News

June 5th 2010

World environment day

The image of the North East: the big entrepreneurs describe the North East.

  • A present with a great economical growth, tradition and excellence
  • A future which opens to the international markets

This is confirmed by the qualitative research by Renato Mannheimer commissioned by Coca-Cola HBC Italia and ContourGlobal


Nogara (Verona), June 5th 2010 - Coca-Cola HBC Italia and ContourGlobal have commissioned a qualitative survey to ISPO (Italian institute for public opinion surveys) on the perception and image that some important entrepreneurs of the North East have towards the Region’s inhabitants: the strengths and weaknesses from an entrepreneurial and economical point of view, the challenges and opportunities that the North East will have to face in the future.

Individual in-depth interviews have taken place with those entrepreneurs that have their headquarter in the North East.

With respect to the population living in the North East, people interviewed confirm the classical perception as “great workers” as they have found in the industrial reality the only way of escaping the poverty of the territory and earn the right to be free from the influence of the great landowners. Great workers who rely on their own strength and once their trust is gained they are generous and available.

The North East is perceived as an area rich of small and medium companies which were established and developed from the sixties, an area which is the protagonist of a great evolution.

In particular, the strengths which are acknowledged to the North East are:

  • the great economical growth, which brought wellbeing and wealth;
  • the “carpe diem” ability in the economical and entrepreneurial sphere;
  • tradition and excellence.

The weak points of the North East are mainly attached to the caution in opening to international markets and of “making a system”. Another emerging element is the strong presence of “dominus”: that is a patriarchal or proprietorial run Company not yet placed side by side by a managerial structure suitable to its growth.

The interviewees have clear ideas on what it is needed in the North East for a growth of the territory and of all its economical and entrepreneurial activities.

In the next future the North East will have to:

  • valorise what has been built without remaining attached to the pomp of the past;
  • be able to start a cultural revolution which unhinges the idea of “making money at all costs”;
  • think about companies from an international and global point of view but keep the know how of the territory, maintaining the production’s core in Italy;
  • develop "network building" capability, to be able to attain excellence and remain a competitive area;
  • grow and prosper but with a precise political central plan which is able to consider the area’s specificity. There is a need to “restart” on new foundations with a political class interested in doing the best for the territory.

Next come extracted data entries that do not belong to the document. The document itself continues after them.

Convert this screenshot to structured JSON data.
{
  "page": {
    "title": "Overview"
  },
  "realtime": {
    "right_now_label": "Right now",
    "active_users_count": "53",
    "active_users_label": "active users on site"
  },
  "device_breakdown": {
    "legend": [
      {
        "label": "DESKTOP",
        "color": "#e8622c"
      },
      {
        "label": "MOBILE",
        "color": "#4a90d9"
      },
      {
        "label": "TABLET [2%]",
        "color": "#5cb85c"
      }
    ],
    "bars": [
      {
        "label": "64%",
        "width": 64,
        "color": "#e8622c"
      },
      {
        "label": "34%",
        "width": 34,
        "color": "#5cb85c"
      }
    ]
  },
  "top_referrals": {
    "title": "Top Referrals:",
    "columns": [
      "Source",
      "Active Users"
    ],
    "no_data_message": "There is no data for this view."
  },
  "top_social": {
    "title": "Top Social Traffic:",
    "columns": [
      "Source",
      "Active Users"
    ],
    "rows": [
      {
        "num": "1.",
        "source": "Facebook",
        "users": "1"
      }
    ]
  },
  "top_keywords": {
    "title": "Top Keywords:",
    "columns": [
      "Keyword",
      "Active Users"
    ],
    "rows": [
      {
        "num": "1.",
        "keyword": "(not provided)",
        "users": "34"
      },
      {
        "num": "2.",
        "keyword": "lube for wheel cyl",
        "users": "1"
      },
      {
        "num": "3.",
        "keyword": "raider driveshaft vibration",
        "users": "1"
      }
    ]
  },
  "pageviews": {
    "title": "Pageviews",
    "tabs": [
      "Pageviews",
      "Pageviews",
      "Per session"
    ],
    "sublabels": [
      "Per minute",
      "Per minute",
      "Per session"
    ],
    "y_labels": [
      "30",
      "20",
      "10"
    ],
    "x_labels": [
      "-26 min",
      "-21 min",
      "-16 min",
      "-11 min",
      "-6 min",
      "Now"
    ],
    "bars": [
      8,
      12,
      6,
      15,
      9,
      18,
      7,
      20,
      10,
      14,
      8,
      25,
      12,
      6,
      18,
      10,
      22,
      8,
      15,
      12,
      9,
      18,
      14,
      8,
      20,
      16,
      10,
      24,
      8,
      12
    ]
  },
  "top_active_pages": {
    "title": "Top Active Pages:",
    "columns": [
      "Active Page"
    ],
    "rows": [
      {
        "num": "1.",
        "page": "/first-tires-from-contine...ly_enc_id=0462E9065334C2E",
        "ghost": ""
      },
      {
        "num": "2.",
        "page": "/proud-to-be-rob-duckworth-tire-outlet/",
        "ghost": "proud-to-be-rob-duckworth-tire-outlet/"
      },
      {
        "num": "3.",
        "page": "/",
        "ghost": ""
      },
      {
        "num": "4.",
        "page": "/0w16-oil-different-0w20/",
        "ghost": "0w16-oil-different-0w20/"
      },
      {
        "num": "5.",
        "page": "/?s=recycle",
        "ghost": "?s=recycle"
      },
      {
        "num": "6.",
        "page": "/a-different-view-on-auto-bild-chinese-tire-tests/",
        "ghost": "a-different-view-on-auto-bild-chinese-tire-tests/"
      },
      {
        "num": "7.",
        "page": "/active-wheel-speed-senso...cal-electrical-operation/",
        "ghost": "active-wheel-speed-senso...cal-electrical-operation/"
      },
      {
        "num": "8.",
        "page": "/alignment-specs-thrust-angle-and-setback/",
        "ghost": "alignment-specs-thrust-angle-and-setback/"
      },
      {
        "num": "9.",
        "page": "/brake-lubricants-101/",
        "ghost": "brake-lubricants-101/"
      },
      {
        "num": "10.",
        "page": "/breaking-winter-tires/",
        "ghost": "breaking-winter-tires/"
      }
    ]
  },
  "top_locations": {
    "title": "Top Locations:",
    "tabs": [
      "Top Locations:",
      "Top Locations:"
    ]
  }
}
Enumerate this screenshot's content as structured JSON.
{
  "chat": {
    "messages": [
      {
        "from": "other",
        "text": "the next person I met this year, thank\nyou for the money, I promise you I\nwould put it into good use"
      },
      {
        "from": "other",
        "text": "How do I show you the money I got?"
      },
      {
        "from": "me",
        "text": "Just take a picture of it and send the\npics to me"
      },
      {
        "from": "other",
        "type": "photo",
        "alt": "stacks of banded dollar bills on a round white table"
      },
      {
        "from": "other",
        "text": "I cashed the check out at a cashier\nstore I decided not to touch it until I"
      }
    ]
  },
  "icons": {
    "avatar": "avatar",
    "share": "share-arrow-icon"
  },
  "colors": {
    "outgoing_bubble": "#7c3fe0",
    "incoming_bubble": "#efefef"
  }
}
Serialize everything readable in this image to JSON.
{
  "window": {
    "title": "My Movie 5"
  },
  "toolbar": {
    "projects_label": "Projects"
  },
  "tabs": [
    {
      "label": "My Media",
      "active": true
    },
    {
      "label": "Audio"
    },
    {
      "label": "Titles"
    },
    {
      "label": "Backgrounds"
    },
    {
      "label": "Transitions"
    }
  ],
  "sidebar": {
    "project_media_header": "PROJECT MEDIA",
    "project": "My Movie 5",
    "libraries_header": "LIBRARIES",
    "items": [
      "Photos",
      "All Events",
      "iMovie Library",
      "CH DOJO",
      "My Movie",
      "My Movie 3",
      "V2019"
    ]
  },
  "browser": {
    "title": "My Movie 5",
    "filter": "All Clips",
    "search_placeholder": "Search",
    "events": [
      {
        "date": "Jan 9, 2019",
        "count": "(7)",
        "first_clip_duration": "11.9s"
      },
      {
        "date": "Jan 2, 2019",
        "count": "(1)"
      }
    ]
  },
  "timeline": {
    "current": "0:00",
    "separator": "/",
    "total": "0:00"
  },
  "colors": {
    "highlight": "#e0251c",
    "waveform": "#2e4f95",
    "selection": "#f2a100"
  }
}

In conclusion, the North East appears as a territory with much potential but in which a change is necessary. The interviewees feel the need for a new culture, not only academic, able to connect the past to the present.
The North East is a rich territory which has experienced a great economical evolution, born from tradition which has become excellence in time, and this territory must cultivate and keep what was built, by creating a system, thinking globally and maintaining the “core” of its business.